PrideFest Milwaukee kicks off today, starting Milwaukee's busy season of festivals along the lakefront. This year's PrideFest features bands like The B-52s and LGBT activists such as Danica Roem. But the festival is about more than national acts - it's also an opportunity for local artists to showcase their work.
The PrideFest Wom!nz Spot stage is committed to showing the vast range of female artists within the LGBT community.
"It's very important to show that female artistry in the LGBT community isn't just folk music, which I think is a very common thought process... It is that, but it's also tons of other things," says stages manager Sarah Tybring. "We have rock artists, we have hip hop artists, we have phenomenal poets, we have people who do physical art. Those are things that should be seen, should be given a stage, and should be promoted just as heavily as any other form of artistry or gender."
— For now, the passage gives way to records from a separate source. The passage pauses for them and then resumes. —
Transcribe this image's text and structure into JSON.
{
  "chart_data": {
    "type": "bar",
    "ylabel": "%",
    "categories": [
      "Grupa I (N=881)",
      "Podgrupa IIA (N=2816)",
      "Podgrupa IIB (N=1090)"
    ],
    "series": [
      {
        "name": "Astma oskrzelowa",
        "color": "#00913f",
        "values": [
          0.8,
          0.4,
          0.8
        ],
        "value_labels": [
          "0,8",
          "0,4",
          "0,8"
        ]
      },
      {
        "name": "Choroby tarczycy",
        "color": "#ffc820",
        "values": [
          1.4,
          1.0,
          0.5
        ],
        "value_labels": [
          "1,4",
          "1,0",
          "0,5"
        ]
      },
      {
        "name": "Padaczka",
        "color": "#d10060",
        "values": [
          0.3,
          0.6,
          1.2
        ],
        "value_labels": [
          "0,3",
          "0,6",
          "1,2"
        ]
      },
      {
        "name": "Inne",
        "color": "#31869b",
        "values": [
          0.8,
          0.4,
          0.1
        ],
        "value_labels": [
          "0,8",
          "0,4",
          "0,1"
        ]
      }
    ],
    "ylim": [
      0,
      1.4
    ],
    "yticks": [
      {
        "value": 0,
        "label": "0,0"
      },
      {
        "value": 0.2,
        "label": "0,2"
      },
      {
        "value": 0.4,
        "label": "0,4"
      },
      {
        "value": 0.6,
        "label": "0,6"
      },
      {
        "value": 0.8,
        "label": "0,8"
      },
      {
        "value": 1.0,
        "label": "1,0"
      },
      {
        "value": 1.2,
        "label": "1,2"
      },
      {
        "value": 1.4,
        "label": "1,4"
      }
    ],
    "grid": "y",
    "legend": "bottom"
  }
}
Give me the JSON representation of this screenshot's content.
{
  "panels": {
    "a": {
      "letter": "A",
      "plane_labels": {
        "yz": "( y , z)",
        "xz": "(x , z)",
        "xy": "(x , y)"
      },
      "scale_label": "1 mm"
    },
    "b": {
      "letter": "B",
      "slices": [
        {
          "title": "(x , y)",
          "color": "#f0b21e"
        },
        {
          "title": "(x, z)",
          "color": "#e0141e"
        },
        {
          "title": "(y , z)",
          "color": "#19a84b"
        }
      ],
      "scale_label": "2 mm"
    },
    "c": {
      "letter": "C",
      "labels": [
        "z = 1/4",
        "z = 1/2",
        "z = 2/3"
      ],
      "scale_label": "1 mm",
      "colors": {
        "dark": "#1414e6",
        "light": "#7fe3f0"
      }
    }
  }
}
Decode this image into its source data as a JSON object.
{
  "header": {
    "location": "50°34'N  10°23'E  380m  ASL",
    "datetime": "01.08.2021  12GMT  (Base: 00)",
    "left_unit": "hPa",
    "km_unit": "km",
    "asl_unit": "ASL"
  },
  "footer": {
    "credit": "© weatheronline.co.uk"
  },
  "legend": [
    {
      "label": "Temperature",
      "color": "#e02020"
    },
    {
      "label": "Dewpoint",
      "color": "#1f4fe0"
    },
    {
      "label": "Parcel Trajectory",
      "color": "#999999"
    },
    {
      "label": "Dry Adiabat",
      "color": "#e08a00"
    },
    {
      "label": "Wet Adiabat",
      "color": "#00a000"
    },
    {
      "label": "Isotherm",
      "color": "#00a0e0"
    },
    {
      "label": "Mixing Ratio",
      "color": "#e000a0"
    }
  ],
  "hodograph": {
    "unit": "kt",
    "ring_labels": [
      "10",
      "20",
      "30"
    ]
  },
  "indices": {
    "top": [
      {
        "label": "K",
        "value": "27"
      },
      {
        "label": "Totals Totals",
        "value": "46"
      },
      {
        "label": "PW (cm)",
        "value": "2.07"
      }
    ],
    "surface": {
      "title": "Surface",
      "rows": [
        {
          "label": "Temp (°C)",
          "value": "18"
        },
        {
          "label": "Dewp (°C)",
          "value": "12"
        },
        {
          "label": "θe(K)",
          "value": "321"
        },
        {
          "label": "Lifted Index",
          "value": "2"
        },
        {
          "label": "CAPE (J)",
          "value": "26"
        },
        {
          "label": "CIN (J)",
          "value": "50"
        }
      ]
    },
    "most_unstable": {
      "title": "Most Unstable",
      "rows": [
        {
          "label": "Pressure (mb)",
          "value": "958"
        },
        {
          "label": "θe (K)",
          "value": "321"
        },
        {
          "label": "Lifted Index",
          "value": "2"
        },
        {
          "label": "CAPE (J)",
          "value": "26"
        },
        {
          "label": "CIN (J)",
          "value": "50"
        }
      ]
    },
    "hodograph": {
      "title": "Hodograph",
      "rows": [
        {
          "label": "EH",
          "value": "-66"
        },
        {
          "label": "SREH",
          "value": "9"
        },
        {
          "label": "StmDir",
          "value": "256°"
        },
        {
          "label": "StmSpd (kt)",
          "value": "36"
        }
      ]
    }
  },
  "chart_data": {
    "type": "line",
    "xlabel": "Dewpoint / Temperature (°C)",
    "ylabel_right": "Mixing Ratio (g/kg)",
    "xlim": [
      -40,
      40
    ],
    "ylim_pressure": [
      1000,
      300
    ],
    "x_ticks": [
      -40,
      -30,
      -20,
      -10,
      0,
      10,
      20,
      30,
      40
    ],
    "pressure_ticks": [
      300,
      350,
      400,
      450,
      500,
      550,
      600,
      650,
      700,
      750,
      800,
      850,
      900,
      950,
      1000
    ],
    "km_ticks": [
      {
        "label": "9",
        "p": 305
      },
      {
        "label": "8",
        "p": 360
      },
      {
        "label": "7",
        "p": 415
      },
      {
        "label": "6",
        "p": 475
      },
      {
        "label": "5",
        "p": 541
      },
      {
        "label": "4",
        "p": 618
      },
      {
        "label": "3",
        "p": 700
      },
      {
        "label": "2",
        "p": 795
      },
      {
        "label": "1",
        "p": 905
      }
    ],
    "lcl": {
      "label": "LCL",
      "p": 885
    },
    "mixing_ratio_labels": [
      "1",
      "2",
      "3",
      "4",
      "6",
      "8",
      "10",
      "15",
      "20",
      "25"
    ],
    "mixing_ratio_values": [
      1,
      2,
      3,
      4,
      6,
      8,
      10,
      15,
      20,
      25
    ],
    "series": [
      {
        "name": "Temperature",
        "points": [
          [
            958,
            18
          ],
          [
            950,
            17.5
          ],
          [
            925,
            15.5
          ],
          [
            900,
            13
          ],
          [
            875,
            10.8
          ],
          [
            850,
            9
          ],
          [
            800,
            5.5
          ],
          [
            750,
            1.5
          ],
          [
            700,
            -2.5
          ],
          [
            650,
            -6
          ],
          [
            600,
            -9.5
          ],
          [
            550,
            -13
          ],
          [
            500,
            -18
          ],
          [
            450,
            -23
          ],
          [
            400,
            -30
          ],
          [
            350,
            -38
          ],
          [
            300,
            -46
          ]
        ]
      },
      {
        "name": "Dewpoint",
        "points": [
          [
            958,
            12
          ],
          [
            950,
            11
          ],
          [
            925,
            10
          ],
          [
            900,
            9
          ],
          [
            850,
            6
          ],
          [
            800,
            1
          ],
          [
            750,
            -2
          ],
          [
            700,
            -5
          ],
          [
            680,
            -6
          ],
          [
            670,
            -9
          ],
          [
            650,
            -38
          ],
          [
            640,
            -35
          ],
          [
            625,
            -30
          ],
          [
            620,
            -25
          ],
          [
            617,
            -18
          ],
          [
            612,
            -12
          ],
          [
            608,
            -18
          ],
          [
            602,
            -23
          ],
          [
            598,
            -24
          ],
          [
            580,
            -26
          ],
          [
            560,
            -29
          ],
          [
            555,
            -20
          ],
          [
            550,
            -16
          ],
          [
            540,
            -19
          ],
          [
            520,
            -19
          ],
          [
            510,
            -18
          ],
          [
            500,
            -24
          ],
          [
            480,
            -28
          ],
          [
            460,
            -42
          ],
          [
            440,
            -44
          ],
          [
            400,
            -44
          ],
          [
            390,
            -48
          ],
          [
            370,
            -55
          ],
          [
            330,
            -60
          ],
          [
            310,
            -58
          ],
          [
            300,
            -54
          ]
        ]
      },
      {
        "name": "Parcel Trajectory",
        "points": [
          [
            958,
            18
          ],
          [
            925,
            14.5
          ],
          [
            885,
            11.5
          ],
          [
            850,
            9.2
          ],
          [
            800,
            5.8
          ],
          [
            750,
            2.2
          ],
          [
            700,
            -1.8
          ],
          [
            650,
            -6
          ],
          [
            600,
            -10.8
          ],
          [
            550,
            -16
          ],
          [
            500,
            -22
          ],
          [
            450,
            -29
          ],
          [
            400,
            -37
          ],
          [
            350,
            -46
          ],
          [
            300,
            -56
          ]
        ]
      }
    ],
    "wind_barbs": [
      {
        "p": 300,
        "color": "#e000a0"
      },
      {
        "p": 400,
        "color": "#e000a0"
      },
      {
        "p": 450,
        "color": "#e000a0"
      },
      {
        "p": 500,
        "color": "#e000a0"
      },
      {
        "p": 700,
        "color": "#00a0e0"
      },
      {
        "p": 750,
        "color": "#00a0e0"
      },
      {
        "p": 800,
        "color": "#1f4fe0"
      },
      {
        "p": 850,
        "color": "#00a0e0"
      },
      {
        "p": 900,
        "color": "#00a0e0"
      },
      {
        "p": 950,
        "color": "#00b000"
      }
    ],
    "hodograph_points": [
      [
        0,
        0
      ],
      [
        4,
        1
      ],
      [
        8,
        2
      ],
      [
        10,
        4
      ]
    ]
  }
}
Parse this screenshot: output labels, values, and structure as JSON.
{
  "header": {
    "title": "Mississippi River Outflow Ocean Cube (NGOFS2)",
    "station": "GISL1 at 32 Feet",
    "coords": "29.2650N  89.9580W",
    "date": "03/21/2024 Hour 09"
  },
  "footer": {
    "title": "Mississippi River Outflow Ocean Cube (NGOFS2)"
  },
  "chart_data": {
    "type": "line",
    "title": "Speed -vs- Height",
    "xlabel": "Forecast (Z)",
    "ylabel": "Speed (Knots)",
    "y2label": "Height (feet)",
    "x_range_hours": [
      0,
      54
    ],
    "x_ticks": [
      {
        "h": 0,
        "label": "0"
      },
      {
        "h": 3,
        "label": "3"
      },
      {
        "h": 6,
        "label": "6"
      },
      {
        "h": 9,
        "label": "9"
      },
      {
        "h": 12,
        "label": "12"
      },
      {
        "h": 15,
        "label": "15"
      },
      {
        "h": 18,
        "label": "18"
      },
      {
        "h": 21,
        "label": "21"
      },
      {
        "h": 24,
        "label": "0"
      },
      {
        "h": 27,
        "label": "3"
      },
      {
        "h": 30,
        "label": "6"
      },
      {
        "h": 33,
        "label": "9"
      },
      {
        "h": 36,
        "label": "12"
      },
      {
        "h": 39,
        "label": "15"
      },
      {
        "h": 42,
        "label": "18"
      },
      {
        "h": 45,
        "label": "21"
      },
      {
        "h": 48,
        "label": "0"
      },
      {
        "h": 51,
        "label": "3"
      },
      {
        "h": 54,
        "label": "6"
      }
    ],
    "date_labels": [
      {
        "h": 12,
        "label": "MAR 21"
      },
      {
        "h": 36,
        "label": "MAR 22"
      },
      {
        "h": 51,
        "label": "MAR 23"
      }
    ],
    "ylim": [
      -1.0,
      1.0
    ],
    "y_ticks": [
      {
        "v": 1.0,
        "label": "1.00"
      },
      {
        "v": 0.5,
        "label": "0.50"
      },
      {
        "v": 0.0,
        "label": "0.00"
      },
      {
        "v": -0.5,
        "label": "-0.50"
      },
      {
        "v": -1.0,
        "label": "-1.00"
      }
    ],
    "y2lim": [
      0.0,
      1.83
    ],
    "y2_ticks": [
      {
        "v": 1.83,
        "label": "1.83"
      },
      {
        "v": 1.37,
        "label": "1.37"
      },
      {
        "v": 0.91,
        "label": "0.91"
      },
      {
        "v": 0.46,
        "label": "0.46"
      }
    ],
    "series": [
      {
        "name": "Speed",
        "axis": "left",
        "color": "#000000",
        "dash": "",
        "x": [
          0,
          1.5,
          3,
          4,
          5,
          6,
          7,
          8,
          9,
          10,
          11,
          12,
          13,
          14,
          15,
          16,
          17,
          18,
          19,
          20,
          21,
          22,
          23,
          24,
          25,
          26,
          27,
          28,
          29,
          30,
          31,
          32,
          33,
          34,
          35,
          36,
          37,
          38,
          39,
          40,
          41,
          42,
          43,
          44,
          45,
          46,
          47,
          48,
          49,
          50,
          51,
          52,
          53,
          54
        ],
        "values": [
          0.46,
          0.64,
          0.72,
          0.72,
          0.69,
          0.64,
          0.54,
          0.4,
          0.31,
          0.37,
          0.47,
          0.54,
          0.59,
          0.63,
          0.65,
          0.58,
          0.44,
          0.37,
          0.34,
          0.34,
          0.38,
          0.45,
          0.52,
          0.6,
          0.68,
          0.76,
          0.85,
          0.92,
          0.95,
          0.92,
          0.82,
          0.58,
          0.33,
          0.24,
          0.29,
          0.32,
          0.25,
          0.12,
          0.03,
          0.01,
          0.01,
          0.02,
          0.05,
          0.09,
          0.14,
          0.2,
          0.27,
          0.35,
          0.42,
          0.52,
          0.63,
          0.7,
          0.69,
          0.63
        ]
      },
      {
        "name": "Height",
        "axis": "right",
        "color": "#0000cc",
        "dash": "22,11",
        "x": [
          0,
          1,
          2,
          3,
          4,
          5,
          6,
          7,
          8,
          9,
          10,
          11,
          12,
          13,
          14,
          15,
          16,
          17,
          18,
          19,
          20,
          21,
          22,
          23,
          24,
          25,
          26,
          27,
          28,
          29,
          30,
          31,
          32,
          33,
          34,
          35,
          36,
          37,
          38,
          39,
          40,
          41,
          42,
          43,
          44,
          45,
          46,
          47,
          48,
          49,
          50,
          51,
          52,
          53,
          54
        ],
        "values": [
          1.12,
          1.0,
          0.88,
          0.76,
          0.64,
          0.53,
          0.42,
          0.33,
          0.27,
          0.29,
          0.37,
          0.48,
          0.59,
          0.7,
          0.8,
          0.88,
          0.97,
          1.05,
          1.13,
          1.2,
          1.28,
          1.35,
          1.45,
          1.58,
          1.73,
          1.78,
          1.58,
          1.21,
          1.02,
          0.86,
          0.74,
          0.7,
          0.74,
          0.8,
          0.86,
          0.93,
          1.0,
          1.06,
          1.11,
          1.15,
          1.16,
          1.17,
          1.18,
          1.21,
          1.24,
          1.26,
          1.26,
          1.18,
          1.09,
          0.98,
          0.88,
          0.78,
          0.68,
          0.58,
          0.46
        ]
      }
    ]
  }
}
Milwaukee hip hop and R&B artist kEwii has been performing locally for a number of years now and will make her PrideFest debut Saturday evening on the Wom!nz Spot stage. She notes that while her performance is a great opportunity to showcase her work, it is also a good way to network and align herself with other artists and future opportunities.
"So many people spend their time trying to compete with each other - I don’t think people take the time to try to see what they could accomplish if they actually worked together," says kEwii.
Tybring adds that an inherent part of PrideFest is the support system it offers to all who enter its gates - on and off the stage.
"Please remember to support each other, please remember to promote each other, please remember to invite everyone to all of the events because everyone deserves this shot," she says. "Everyone deserves this recognition - we're all doing the same thing in a different way."